When we talk about portables and tablets, ARM and its SoCs are still a hot topic. We should be seeing quad-core Cortex-A15 units towards the start of next year, which promise to offer 40 per cent greater performance over the current A9 generation on the same manufacturing process, whilst still offering the super battery-life we expect from ARM-based devices.
Typically, we imagine Intel-based devices to have a little more *umph* when it comes to performance and a little less when it comes to battery life. With Microsoft's Windows 8 offering up a tablet-friendly experience, now would be a great time for Intel to flex those x86 muscles, however, the firm, up until now, has still been troubled with battery life.

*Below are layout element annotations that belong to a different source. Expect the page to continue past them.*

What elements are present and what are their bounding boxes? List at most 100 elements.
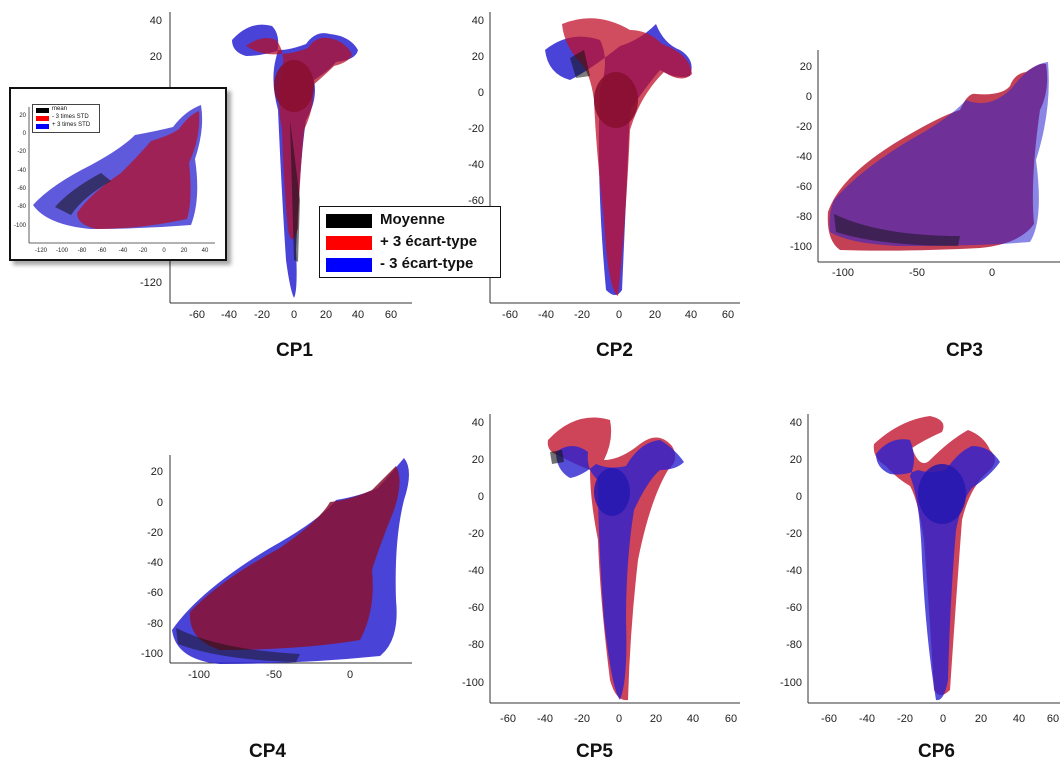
cp4-ytick: -80 [147,618,163,630]
panel-cp1: 40 20 0 -120 -60 -40 -20 0 20 40 60 [140,12,412,321]
cp4-ytick: 20 [151,466,163,478]
panel-cp6: 40 20 0 -20 -40 -60 -80 -100 -60 -40 -20… [780,414,1060,725]
cp4-red-shape [189,466,400,650]
cp2-xtick: 60 [722,309,734,321]
main-legend: Moyenne + 3 écart-type - 3 écart-type [319,206,501,278]
cp3-mean-edge [834,214,960,246]
caption-cp6: CP6 [918,741,955,762]
cp2-ytick: -60 [468,195,484,207]
cp3-xtick: -50 [909,267,925,279]
inset-swatch-red [36,116,49,121]
cp4-xtick: 0 [347,669,353,681]
inset-ytick: -80 [17,204,26,210]
cp6-ytick: 40 [790,417,802,429]
cp3-ytick: -60 [796,181,812,193]
legend-label: Moyenne [380,211,446,228]
inset-red-shape [77,111,200,229]
cp3-ytick: 0 [806,91,812,103]
cp1-glenoid [274,60,314,112]
inset-ytick: -40 [17,168,26,174]
cp5-xtick: 40 [687,713,699,725]
inset-xtick: -20 [139,248,148,254]
cp6-ytick: -60 [786,602,802,614]
cp4-ytick: -60 [147,587,163,599]
cp6-ytick: -80 [786,639,802,651]
cp3-ytick: -20 [796,121,812,133]
cp5-ytick: -20 [468,528,484,540]
cp3-ytick: -100 [790,241,812,253]
legend-item-plus: + 3 écart-type [326,232,498,254]
panel-cp5: 40 20 0 -20 -40 -60 -80 -100 -60 -40 -20… [462,414,740,725]
cp1-mean-spine [290,120,300,262]
inset-plot: 20 0 -20 -40 -60 -80 -100 -120 -100 -80 … [14,105,215,254]
cp5-xtick: -20 [574,713,590,725]
cp1-red-shape [246,37,352,240]
cp2-glenoid [594,72,638,128]
cp1-ytick: 20 [150,51,162,63]
inset-xtick: -60 [98,248,107,254]
inset-swatch-blue [36,124,49,129]
cp2-xtick: -20 [574,309,590,321]
cp5-ytick: -60 [468,602,484,614]
cp4-ytick: -40 [147,557,163,569]
cp2-xtick: 20 [649,309,661,321]
cp6-glenoid [918,464,966,524]
cp6-ytick: -40 [786,565,802,577]
cp6-ytick: -100 [780,677,802,689]
cp1-xtick: -20 [254,309,270,321]
cp2-mean-tip [570,50,590,78]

Intel plans to change all this, however, with its new Clover Trail Atom processor. One such SoC, the Z2760, will feature two of Intel's latest Atom 1.8GHz cores, paired with an SGX545 graphics core (often found alongside ARM IP, such as on the iPhone 5).
The Atom Z2760 is actually nothing special when it comes to performance. Based on an older 32nm manufacturing process, the chip sits around the comparative performance level of an old Core2 Duo 1.2GHz, which, in raw MIPS numbers falls below a typical 2.5GHz dual-core Cortex-A15. However, the Z2760 is x86 and this means that it can run full-fat Windows 8.
What's more, Intel has squeezed the power consumption of its entire platform down. The Z2760 will still gobble-up power under heavy usage, however has more power states, including an all-important optimised 'S0ix' state for WiFi and background tasks, which will allow the platform to take-on ARM power characteristics in standby. Likewise, the wake-up time of the device is now near-instant and consumes less power.
With all this in mind, Intel is claiming that its reference design is capable of offering 10 hours of full use, with standby times of up to 30 days. Support for NFC and 4G modems will be present, however the chip isn't yet capable of effectively driving 1080p displays and has no support for USB 3.0, which can instead be found on bulkier, power-hungry Core i alternatives.